Misconduct in the workplace can be detrimental to an organization and everyone involved. It is important that we know how to spot it and react appropriately-whether we're the perpetrator or the victim of such conduct. This article will explore what constitutes misconduct, common types of misconduct like discrimination, harassment, and retaliation, and more.
Misconduct can be classified in many different ways. Misconduct can often be unlawful and being a whistleblower in that situation can impact the organization in many ways. For our purposes, it is more beneficial to identify the types of misconduct that can occur in the workplace rather than trying to group them into categories. Here are examples of misconduct:
Theft - taking or using something that belongs to someone else without permission, often with an intent to deprive the owner permanently of its value or use (examples include stealing office supplies, company property)
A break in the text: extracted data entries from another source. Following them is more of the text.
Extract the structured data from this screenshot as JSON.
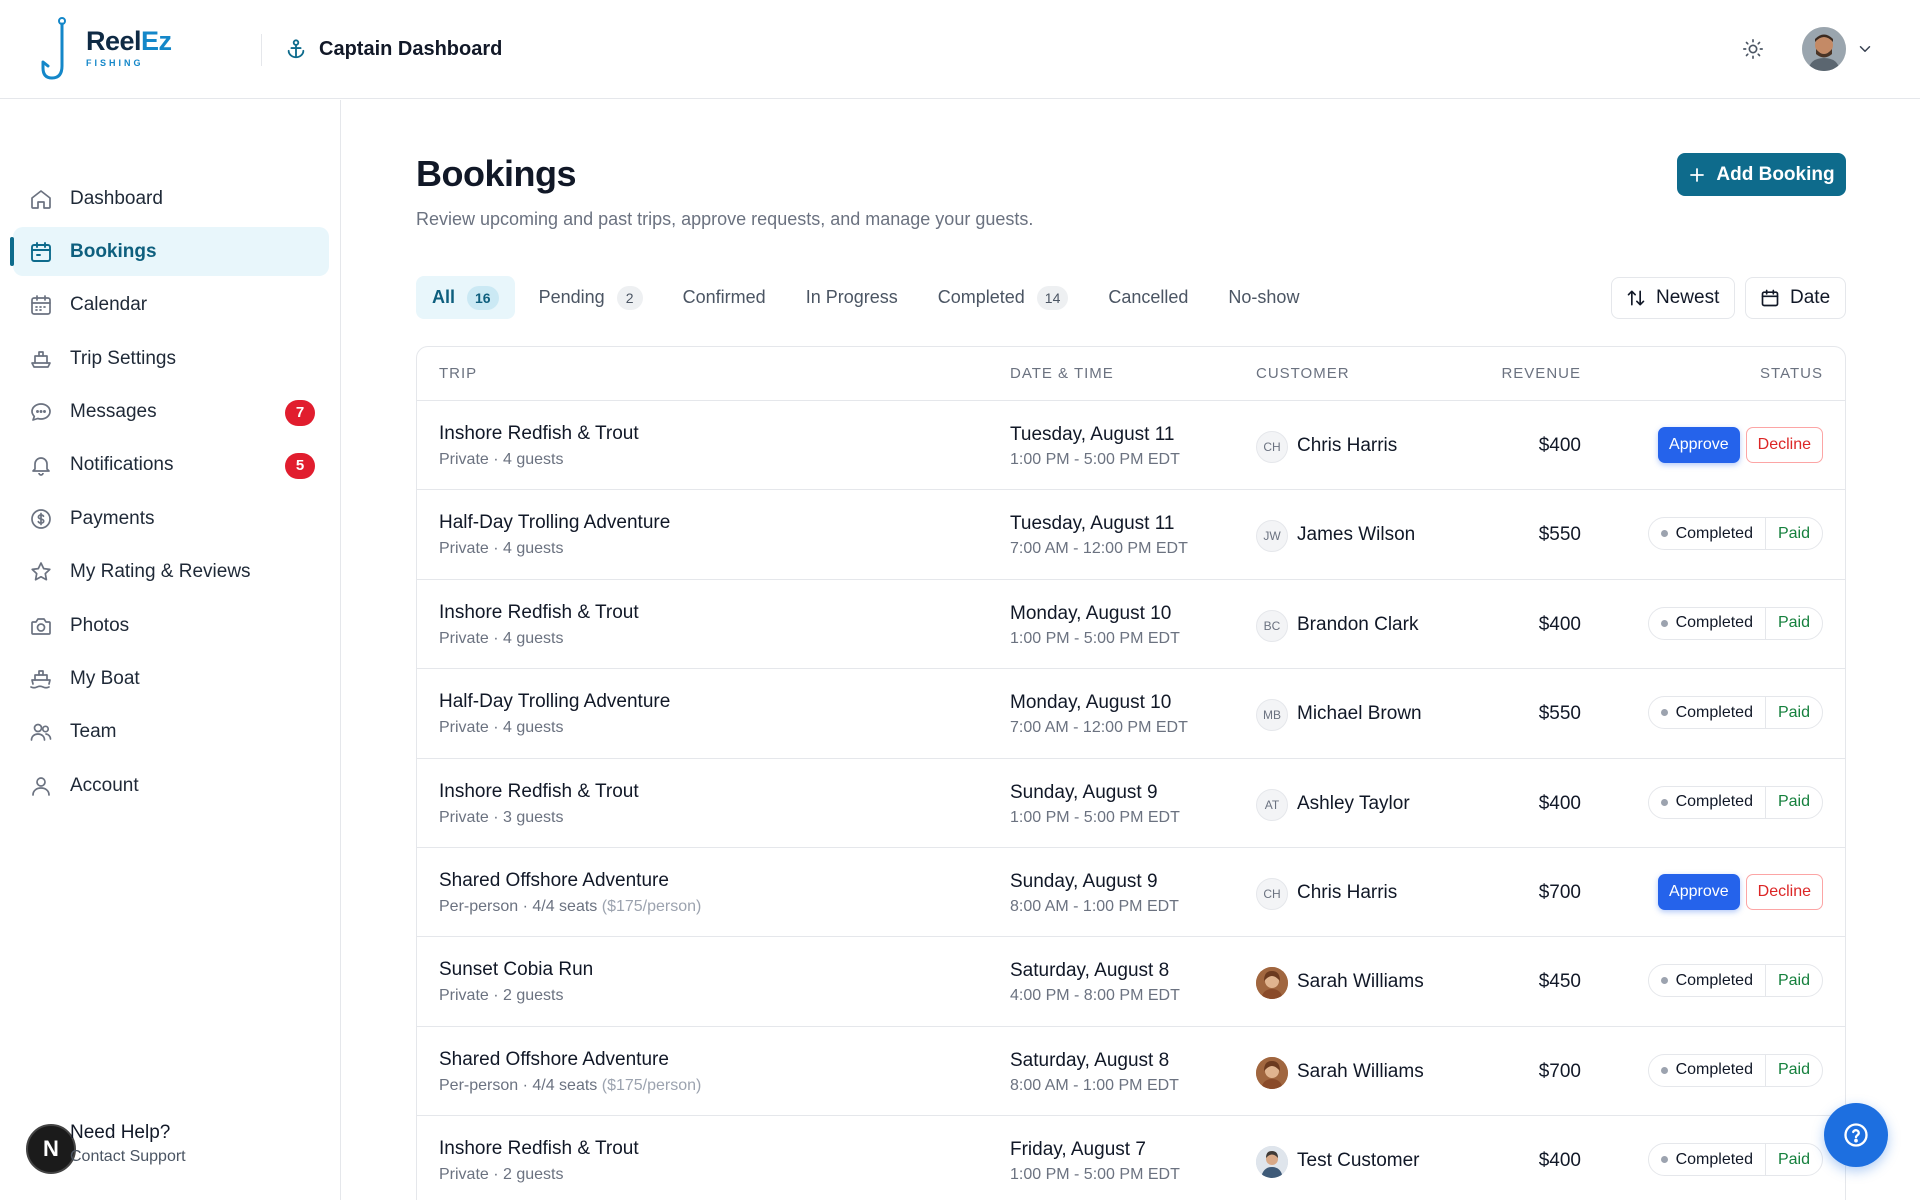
{
  "brand": {
    "word_1": "Reel",
    "word_2": "Ez",
    "tagline": "FISHING"
  },
  "header": {
    "title": "Captain Dashboard"
  },
  "sidebar": {
    "items": [
      {
        "label": "Dashboard",
        "icon": "home-icon"
      },
      {
        "label": "Bookings",
        "icon": "calendar-icon",
        "active": true
      },
      {
        "label": "Calendar",
        "icon": "calendar-grid-icon"
      },
      {
        "label": "Trip Settings",
        "icon": "boat-icon"
      },
      {
        "label": "Messages",
        "icon": "chat-icon",
        "badge": "7"
      },
      {
        "label": "Notifications",
        "icon": "bell-icon",
        "badge": "5"
      },
      {
        "label": "Payments",
        "icon": "dollar-icon"
      },
      {
        "label": "My Rating & Reviews",
        "icon": "star-icon"
      },
      {
        "label": "Photos",
        "icon": "camera-icon"
      },
      {
        "label": "My Boat",
        "icon": "ship-icon"
      },
      {
        "label": "Team",
        "icon": "team-icon"
      },
      {
        "label": "Account",
        "icon": "user-icon"
      }
    ],
    "help": {
      "avatar_letter": "N",
      "title": "Need Help?",
      "subtitle": "Contact Support"
    }
  },
  "page": {
    "title": "Bookings",
    "subtitle": "Review upcoming and past trips, approve requests, and manage your guests.",
    "add_label": "Add Booking"
  },
  "tabs": [
    {
      "label": "All",
      "count": "16",
      "active": true
    },
    {
      "label": "Pending",
      "count": "2"
    },
    {
      "label": "Confirmed"
    },
    {
      "label": "In Progress"
    },
    {
      "label": "Completed",
      "count": "14"
    },
    {
      "label": "Cancelled"
    },
    {
      "label": "No-show"
    }
  ],
  "toolbar": {
    "sort_label": "Newest",
    "date_label": "Date"
  },
  "table": {
    "headers": {
      "trip": "TRIP",
      "datetime": "DATE & TIME",
      "customer": "CUSTOMER",
      "revenue": "REVENUE",
      "status": "STATUS"
    },
    "approve_label": "Approve",
    "decline_label": "Decline",
    "rows": [
      {
        "trip": "Inshore Redfish & Trout",
        "meta": "Private · 4 guests",
        "date": "Tuesday, August 11",
        "time": "1:00 PM - 5:00 PM EDT",
        "initials": "CH",
        "customer": "Chris Harris",
        "revenue": "$400",
        "pending": true
      },
      {
        "trip": "Half-Day Trolling Adventure",
        "meta": "Private · 4 guests",
        "date": "Tuesday, August 11",
        "time": "7:00 AM - 12:00 PM EDT",
        "initials": "JW",
        "customer": "James Wilson",
        "revenue": "$550",
        "status": "Completed",
        "payment": "Paid"
      },
      {
        "trip": "Inshore Redfish & Trout",
        "meta": "Private · 4 guests",
        "date": "Monday, August 10",
        "time": "1:00 PM - 5:00 PM EDT",
        "initials": "BC",
        "customer": "Brandon Clark",
        "revenue": "$400",
        "status": "Completed",
        "payment": "Paid"
      },
      {
        "trip": "Half-Day Trolling Adventure",
        "meta": "Private · 4 guests",
        "date": "Monday, August 10",
        "time": "7:00 AM - 12:00 PM EDT",
        "initials": "MB",
        "customer": "Michael Brown",
        "revenue": "$550",
        "status": "Completed",
        "payment": "Paid"
      },
      {
        "trip": "Inshore Redfish & Trout",
        "meta": "Private · 3 guests",
        "date": "Sunday, August 9",
        "time": "1:00 PM - 5:00 PM EDT",
        "initials": "AT",
        "customer": "Ashley Taylor",
        "revenue": "$400",
        "status": "Completed",
        "payment": "Paid"
      },
      {
        "trip": "Shared Offshore Adventure",
        "meta": "Per-person · 4/4 seats",
        "meta_extra": "($175/person)",
        "date": "Sunday, August 9",
        "time": "8:00 AM - 1:00 PM EDT",
        "initials": "CH",
        "customer": "Chris Harris",
        "revenue": "$700",
        "pending": true
      },
      {
        "trip": "Sunset Cobia Run",
        "meta": "Private · 2 guests",
        "date": "Saturday, August 8",
        "time": "4:00 PM - 8:00 PM EDT",
        "photo": true,
        "customer": "Sarah Williams",
        "revenue": "$450",
        "status": "Completed",
        "payment": "Paid"
      },
      {
        "trip": "Shared Offshore Adventure",
        "meta": "Per-person · 4/4 seats",
        "meta_extra": "($175/person)",
        "date": "Saturday, August 8",
        "time": "8:00 AM - 1:00 PM EDT",
        "photo": true,
        "customer": "Sarah Williams",
        "revenue": "$700",
        "status": "Completed",
        "payment": "Paid"
      },
      {
        "trip": "Inshore Redfish & Trout",
        "meta": "Private · 2 guests",
        "date": "Friday, August 7",
        "time": "1:00 PM - 5:00 PM EDT",
        "photo": true,
        "photo_tone": "light",
        "customer": "Test Customer",
        "revenue": "$400",
        "status": "Completed",
        "payment": "Paid"
      }
    ]
  },
  "colors": {
    "primary": "#0e6b8c",
    "approve": "#2563eb",
    "decline": "#dc2626",
    "paid": "#15803d",
    "badge": "#e11d2e",
    "active_bg": "#e8f6fb"
  }
}
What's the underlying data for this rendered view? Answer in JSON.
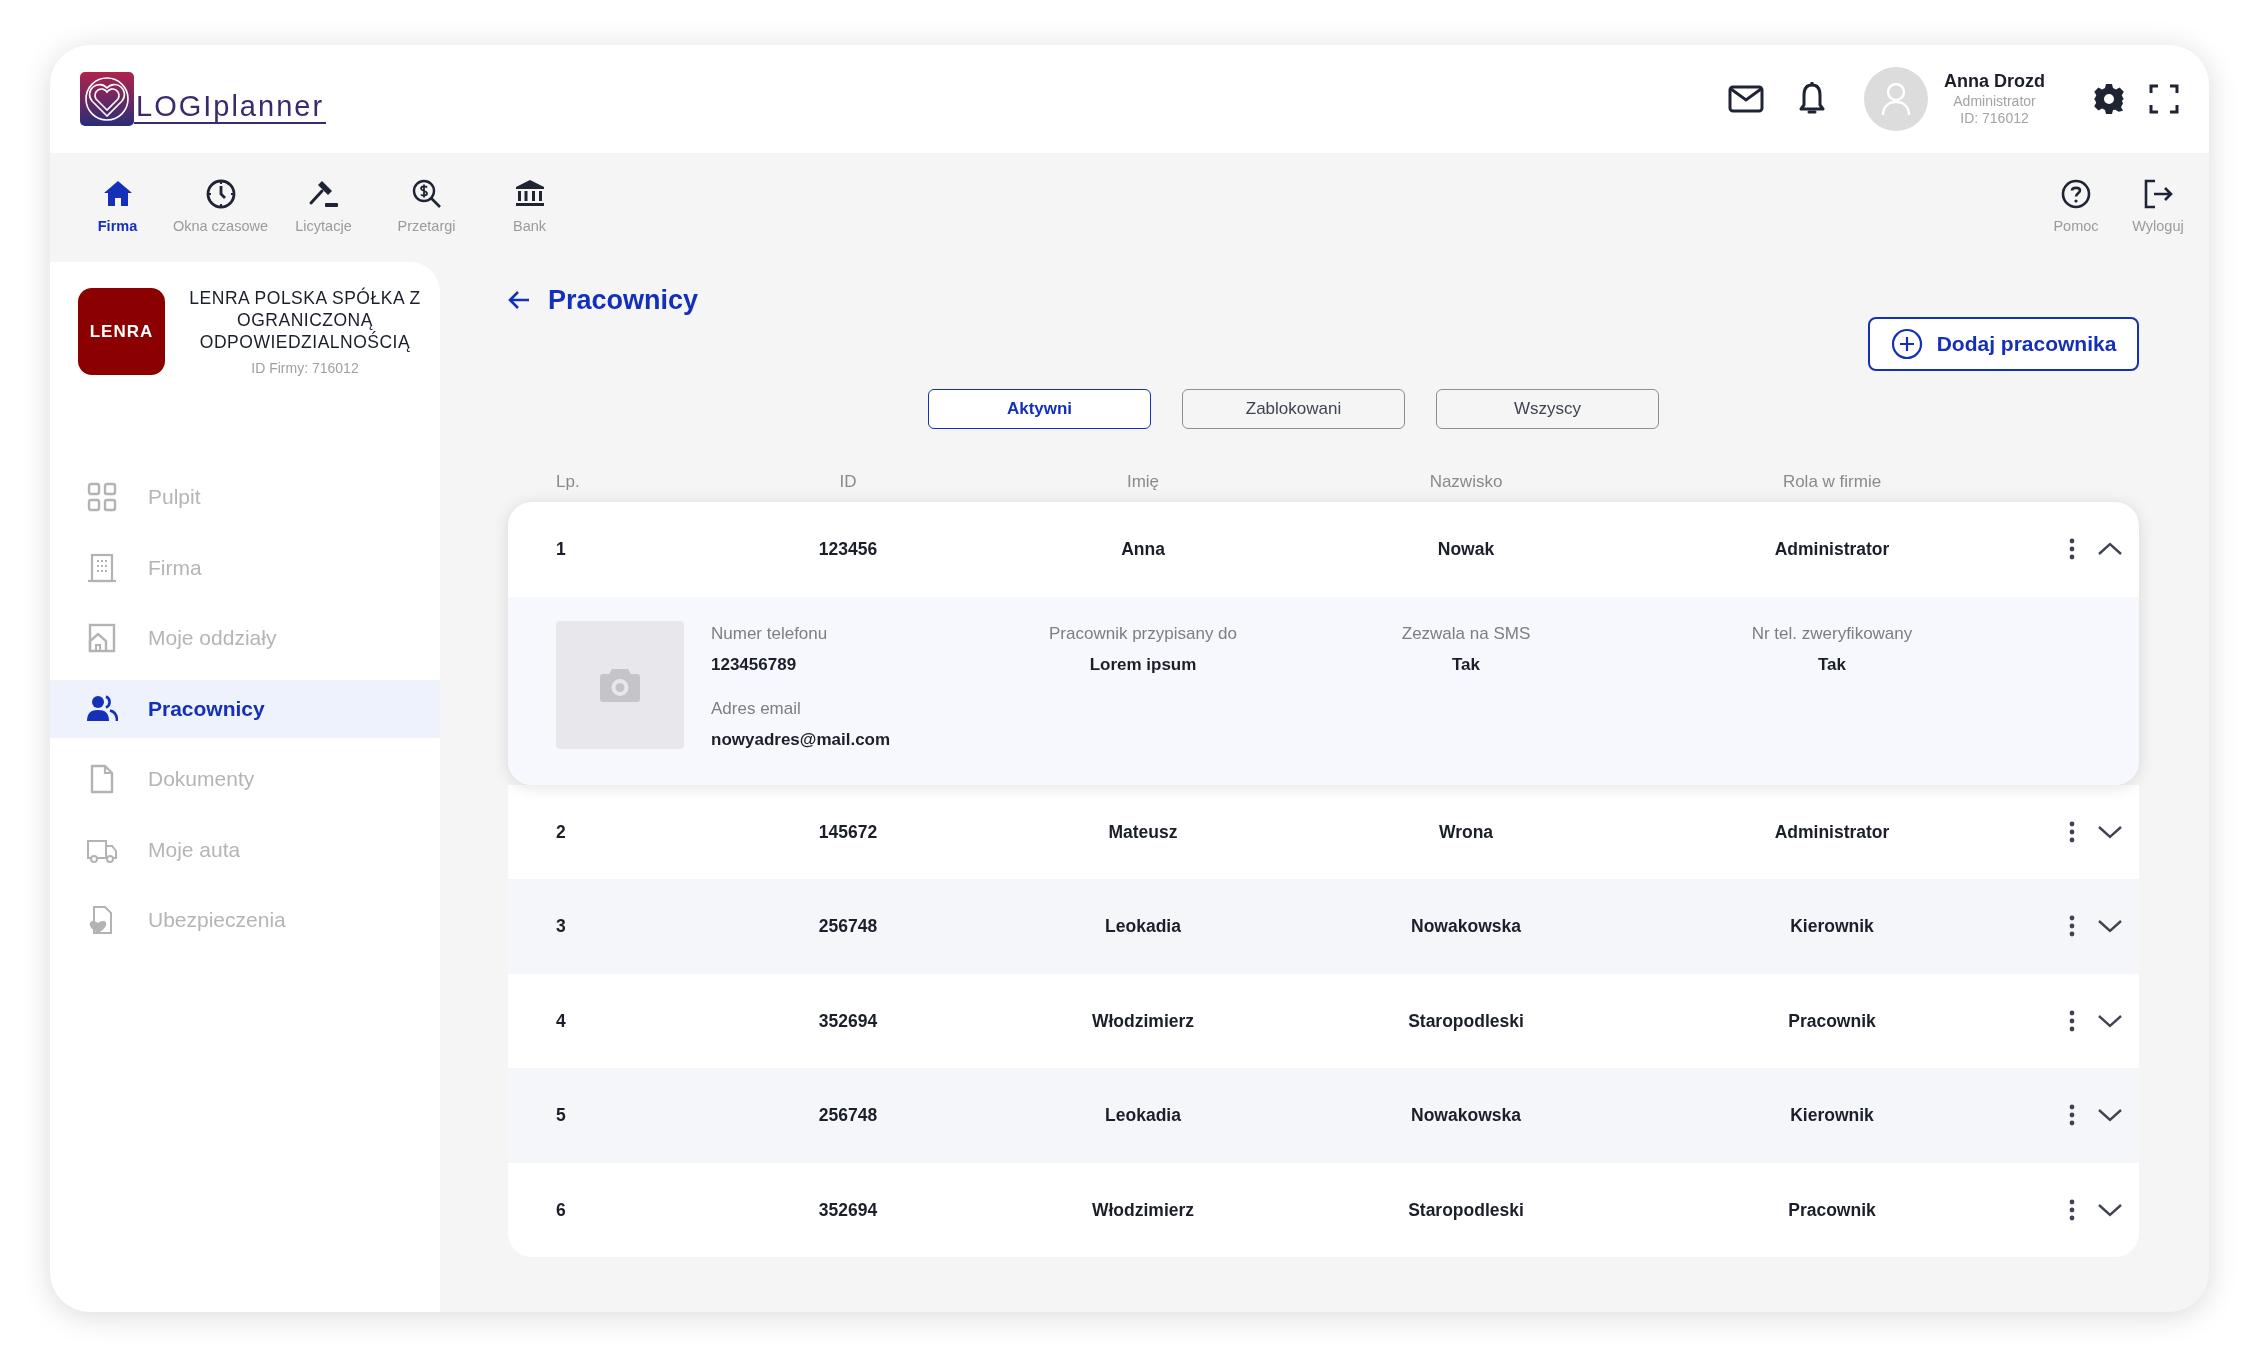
{
  "logo": {
    "text": "LOGIplanner"
  },
  "user": {
    "name": "Anna Drozd",
    "role": "Administrator",
    "id": "ID: 716012"
  },
  "top_nav": [
    {
      "label": "Firma",
      "selected": true
    },
    {
      "label": "Okna czasowe",
      "selected": false
    },
    {
      "label": "Licytacje",
      "selected": false
    },
    {
      "label": "Przetargi",
      "selected": false
    },
    {
      "label": "Bank",
      "selected": false
    }
  ],
  "top_nav_right": [
    {
      "label": "Pomoc"
    },
    {
      "label": "Wyloguj"
    }
  ],
  "company": {
    "logo_text": "LENRA",
    "name": "LENRA POLSKA SPÓŁKA Z OGRANICZONĄ ODPOWIEDZIALNOŚCIĄ",
    "id": "ID Firmy: 716012"
  },
  "sidebar": {
    "items": [
      {
        "label": "Pulpit",
        "selected": false
      },
      {
        "label": "Firma",
        "selected": false
      },
      {
        "label": "Moje oddziały",
        "selected": false
      },
      {
        "label": "Pracownicy",
        "selected": true
      },
      {
        "label": "Dokumenty",
        "selected": false
      },
      {
        "label": "Moje auta",
        "selected": false
      },
      {
        "label": "Ubezpieczenia",
        "selected": false
      }
    ]
  },
  "page": {
    "title": "Pracownicy",
    "add_button": "Dodaj pracownika"
  },
  "filters": [
    {
      "label": "Aktywni",
      "selected": true
    },
    {
      "label": "Zablokowani",
      "selected": false
    },
    {
      "label": "Wszyscy",
      "selected": false
    }
  ],
  "table": {
    "columns": [
      "Lp.",
      "ID",
      "Imię",
      "Nazwisko",
      "Rola w firmie"
    ],
    "rows": [
      {
        "cells": [
          "1",
          "123456",
          "Anna",
          "Nowak",
          "Administrator"
        ],
        "expanded": true,
        "details": [
          {
            "label": "Numer telefonu",
            "value": "123456789"
          },
          {
            "label": "Adres email",
            "value": "nowyadres@mail.com"
          },
          {
            "label": "Pracownik przypisany do",
            "value": "Lorem ipsum"
          },
          {
            "label": "Zezwala na SMS",
            "value": "Tak"
          },
          {
            "label": "Nr tel. zweryfikowany",
            "value": "Tak"
          }
        ]
      },
      {
        "cells": [
          "2",
          "145672",
          "Mateusz",
          "Wrona",
          "Administrator"
        ],
        "expanded": false
      },
      {
        "cells": [
          "3",
          "256748",
          "Leokadia",
          "Nowakowska",
          "Kierownik"
        ],
        "expanded": false
      },
      {
        "cells": [
          "4",
          "352694",
          "Włodzimierz",
          "Staropodleski",
          "Pracownik"
        ],
        "expanded": false
      },
      {
        "cells": [
          "5",
          "256748",
          "Leokadia",
          "Nowakowska",
          "Kierownik"
        ],
        "expanded": false
      },
      {
        "cells": [
          "6",
          "352694",
          "Włodzimierz",
          "Staropodleski",
          "Pracownik"
        ],
        "expanded": false
      }
    ]
  }
}
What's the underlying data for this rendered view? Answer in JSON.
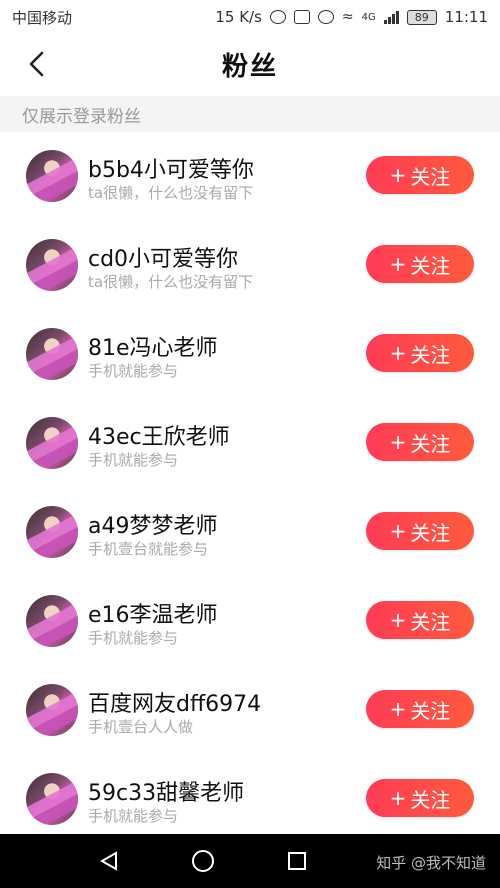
{
  "status_bar": {
    "carrier": "中国移动",
    "speed": "15 K/s",
    "network": "4G",
    "battery": "89",
    "time": "11:11"
  },
  "header": {
    "title": "粉丝",
    "back_icon": "chevron-left-icon"
  },
  "section_note": "仅展示登录粉丝",
  "fans": [
    {
      "name": "b5b4小可爱等你",
      "desc": "ta很懒，什么也没有留下",
      "follow_label": "关注"
    },
    {
      "name": "cd0小可爱等你",
      "desc": "ta很懒，什么也没有留下",
      "follow_label": "关注"
    },
    {
      "name": "81e冯心老师",
      "desc": "手机就能参与",
      "follow_label": "关注"
    },
    {
      "name": "43ec王欣老师",
      "desc": "手机就能参与",
      "follow_label": "关注"
    },
    {
      "name": "a49梦梦老师",
      "desc": "手机壹台就能参与",
      "follow_label": "关注"
    },
    {
      "name": "e16李温老师",
      "desc": "手机就能参与",
      "follow_label": "关注"
    },
    {
      "name": "百度网友dff6974",
      "desc": "手机壹台人人做",
      "follow_label": "关注"
    },
    {
      "name": "59c33甜馨老师",
      "desc": "手机就能参与",
      "follow_label": "关注"
    }
  ],
  "nav": {
    "back_icon": "triangle-back-icon",
    "home_icon": "circle-home-icon",
    "recent_icon": "square-recent-icon"
  },
  "watermark": "知乎 @我不知道",
  "colors": {
    "follow_button": "#ff3b56",
    "follow_button_end": "#ff5a3d",
    "section_bg": "#f4f4f4"
  }
}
Fraud - intentional misrepresentation or concealment of truth used for personal gain or to damage another individual (example includes charging personal expenses on a company credit card)
Sabotage - deliberate action aimed at harming an organization, its members, or its property (example includes purposely damaging company equipment)
Dishonesty - deliberately misleading or lying to an employer or coworker about a material fact that may influence issues related to job performance and/or decision making in the workplace. Lying is a form of misconduct that can have dire consequences if not handled properly. If you caught someone in a lie, keep your cool and don't jump the gun. You need to collect evidence first for it to be strong enough so they can't just create another story on the spot.
Discrimination - discriminating based on race, color, gender, religion, national origin, disability (including HIV & AIDS), veteran status (including recently discharged veterans), or genetic information.
Harassment - any unwelcome conduct that is based on one or more of these characteristics and that is so severe or pervasive that it creates a hostile work environment.
Retaliation - negative action against an individual for filing a discrimination complaint.
Misconduct can be difficult to prove, especially if you're not sure whether it is intentional or not. This is why it's important that, as a witness to misconduct, you stay as calm as possible and gather evidence first before reporting the incident.
If you feel comfortable doing so, ask the person involved to stop. If they ignore your request or threaten you in any way, escalate the matter to a higher-level manager who has authority over them. It may help to make a note of exactly what happened and how it made you feel during and after the event. If all else fails, report the incident to your company's HR department.
First things first: don't go postal. Keep your cool and document everything that has happened. Seek help from a manager or HR if the misconduct becomes severe enough, but don't jump to conclusions too quickly.
It is important to know that all employment relationships are considered 'at will.' This means either of you, the employer, or the employee can terminate the relationship at any time for any reason with or without cause (proper notice). If you choose to take this route, make sure you have a paper trail documenting how it was handled first internally before filing a claim with a government agency like the EEOC.
In some cases, an individual's behavior may meet both legal and company standards for misconduct. In those situations, HR will look to your company's disciplinary policy for guidance on the appropriate action.
As a witness or victim of misconduct, you can help HR take the most effective step by providing a clear and thorough account of what happened at the moment (if possible) and after (how you've been affected). The more information HR has, the better equipped they are at making an accurate determination about what happened. You may also be asked how you would like to see the situation resolved. This is where it helps to have documentation on your side; after all, revenge is best served cold.
All this talk about misconduct in the workplace may sound like an HR issue, but it's much more than that. Misconduct can have serious consequences not just for employees and managers involved, but also for the organization as a whole. When misconduct isn't dealt with properly, it gives off the impression that you don't care about your people (or customers), which could negatively impact employee satisfaction and even retention rates. It can also lead to expensive litigation expenses if victims pursue legal action against you or your company.
The best way to avoid issues of misconduct is by making sure everyone who works for or does business with you knows what constitutes professional behavior in the workplace. This includes providing examples of misconduct and how to report it and conducting training programs that clarify the boundaries of acceptable behavior. It is also important to investigate claims as they arise so you can respond accordingly. Make sure those who file complaints are protected from retaliation and take their allegations seriously, regardless of the accused's position or influence level in your organization. One complaint does not have to mean it will happen again. But, the second you get another complaint, you need to react.
The company will get sued. That's a given. It might even help the claimant if you have a history of constant misconduct in the workplace or instances where management did not follow through with appropriate disciplinary action. If you do find yourself involved in a lawsuit, it will be up to your legal team to investigate further and build a strong defense against the plaintiff's claims while providing evidence that supports your side of the story following guidance from HR and/or upper management.
As a business owner or manager, you must ensure that your company's conduct policy prohibits all forms of discrimination and harassment. To protect yourself legally, take every complaint seriously and don't ignore them under any circumstances. Your company will thank you for it later.